Isola, Christiana Moraes.

A cidade não é criada para todos, e isso é percebido nos grandes centros do mundo capitalista; isso fica ainda mais claro em se tratando de cidades pós-coloniais, como é o caso das cidades brasileiras. No Rio de Janeiro, é perceptível a manutenção da desigualdade social a partir da perpetuação do modelo de gestão do município, que pratica a expressão máxima da soberania, conceito de Mbembe (2020) que pressupõe que esta reside no poder e na capacidade de ditar quem pode viver e quem pode morrer. O racismo tem sido utilizado como estrutura de poder no Brasil e isso permeia cada parte de sua história. Segundo Almeida (2019), a ocupação colonial pode ser entendida como uma forma de dominação política, exercer o controle por meio desta relação de poder exprime a força com que o Estado vem, desde sua conformação original, se organizando para que a cidade funcione bem para uns em detrimento dos direitos de outros.

Nosso Poder Legislativo, fundado em 1566, era formado apenas por um procurador e um juiz ordinário, e exatamente dois anos e nove meses após Estácio de Sá ter fundado a cidade, houve a primeira eleição para a Câmara. Votavam somente homens adultos, brancos, livres, com residência fixa e sem passado criminoso. A lei escrita por essa população era para ela mesma, afinal, o que mais eram os negros senão propriedades? A verdade é que a Câmara mudou sua estrutura de funcionamento ao longo de seus quase quinhentos anos, mas sua ocupação se mantém de maioria expressiva masculina e branca, pois, em suma, manter a colonialidade é a intenção de um modelo econômico ultraliberalista. Romper com a estrutura jurídico-estatal alimentada pelo mundo contemporâneo, emerge como uma necessidade atual das grandes cidades brasileiras.

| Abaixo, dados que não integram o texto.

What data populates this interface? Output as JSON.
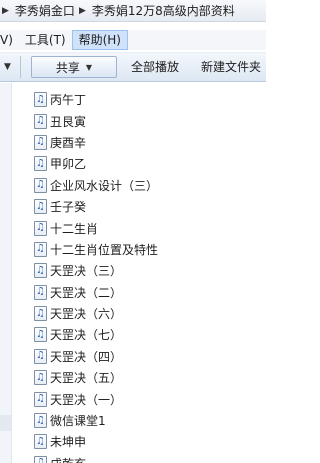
{
  "breadcrumb": {
    "items": [
      "李秀娟金口",
      "李秀娟12万8高级内部资料"
    ]
  },
  "menubar": {
    "items": [
      {
        "label": "V)"
      },
      {
        "label": "工具(T)"
      },
      {
        "label": "帮助(H)"
      }
    ]
  },
  "toolbar": {
    "share_label": "共享",
    "play_all_label": "全部播放",
    "new_folder_label": "新建文件夹"
  },
  "files": [
    {
      "name": "丙午丁"
    },
    {
      "name": "丑艮寅"
    },
    {
      "name": "庚酉辛"
    },
    {
      "name": "甲卯乙"
    },
    {
      "name": "企业风水设计（三）"
    },
    {
      "name": "壬子癸"
    },
    {
      "name": "十二生肖"
    },
    {
      "name": "十二生肖位置及特性"
    },
    {
      "name": "天罡决（三）"
    },
    {
      "name": "天罡决（二）"
    },
    {
      "name": "天罡决（六）"
    },
    {
      "name": "天罡决（七）"
    },
    {
      "name": "天罡决（四）"
    },
    {
      "name": "天罡决（五）"
    },
    {
      "name": "天罡决（一）"
    },
    {
      "name": "微信课堂1"
    },
    {
      "name": "未坤申"
    },
    {
      "name": "戌乾亥"
    }
  ],
  "icons": {
    "file": "music-file-icon",
    "note_glyph": "♫"
  },
  "colors": {
    "menu_active": "#cfe2f9",
    "icon_note": "#2a62b5"
  }
}
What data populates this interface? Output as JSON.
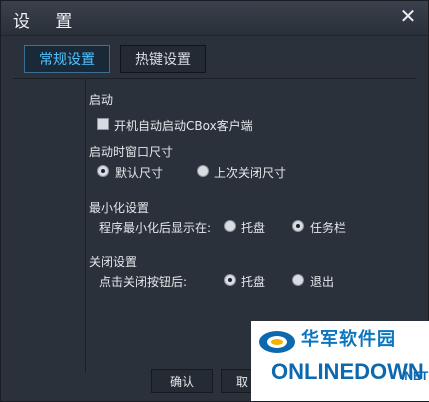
{
  "window": {
    "title": "设 置",
    "close_glyph": "✕"
  },
  "tabs": [
    {
      "label": "常规设置",
      "active": true
    },
    {
      "label": "热键设置",
      "active": false
    }
  ],
  "startup": {
    "section_title": "启动",
    "auto_start_label": "开机自动启动CBox客户端",
    "auto_start_checked": false
  },
  "window_size": {
    "section_title": "启动时窗口尺寸",
    "options": [
      {
        "label": "默认尺寸",
        "checked": true
      },
      {
        "label": "上次关闭尺寸",
        "checked": false
      }
    ]
  },
  "minimize": {
    "section_title": "最小化设置",
    "prompt": "程序最小化后显示在:",
    "options": [
      {
        "label": "托盘",
        "checked": false
      },
      {
        "label": "任务栏",
        "checked": true
      }
    ]
  },
  "close": {
    "section_title": "关闭设置",
    "prompt": "点击关闭按钮后:",
    "options": [
      {
        "label": "托盘",
        "checked": true
      },
      {
        "label": "退出",
        "checked": false
      }
    ]
  },
  "buttons": {
    "confirm": "确认",
    "cancel": "取"
  },
  "watermark": {
    "line1": "华军软件园",
    "line2": "ONLINEDOWN",
    "suffix": ".NET"
  },
  "colors": {
    "accent": "#4fc3ff",
    "background": "#2b313a"
  }
}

A cobrança atual dos movimentos sociais tem movimentado e gerado uma nova formatação de candidatos a representantes políticos de determinados setores da sociedade. Falar sobre a necessidade de renovação dos quadros políticos e de como as mulheres negras estão ocupando esse espaço, requer de nós um exercício de: primeiramente, observar os dados que nos são apresentados, seguido de um olhar mais atento aos recortes de raça e de gênero, para então trazermos qualquer contribuição sobre o que foi o pleito deste 2020.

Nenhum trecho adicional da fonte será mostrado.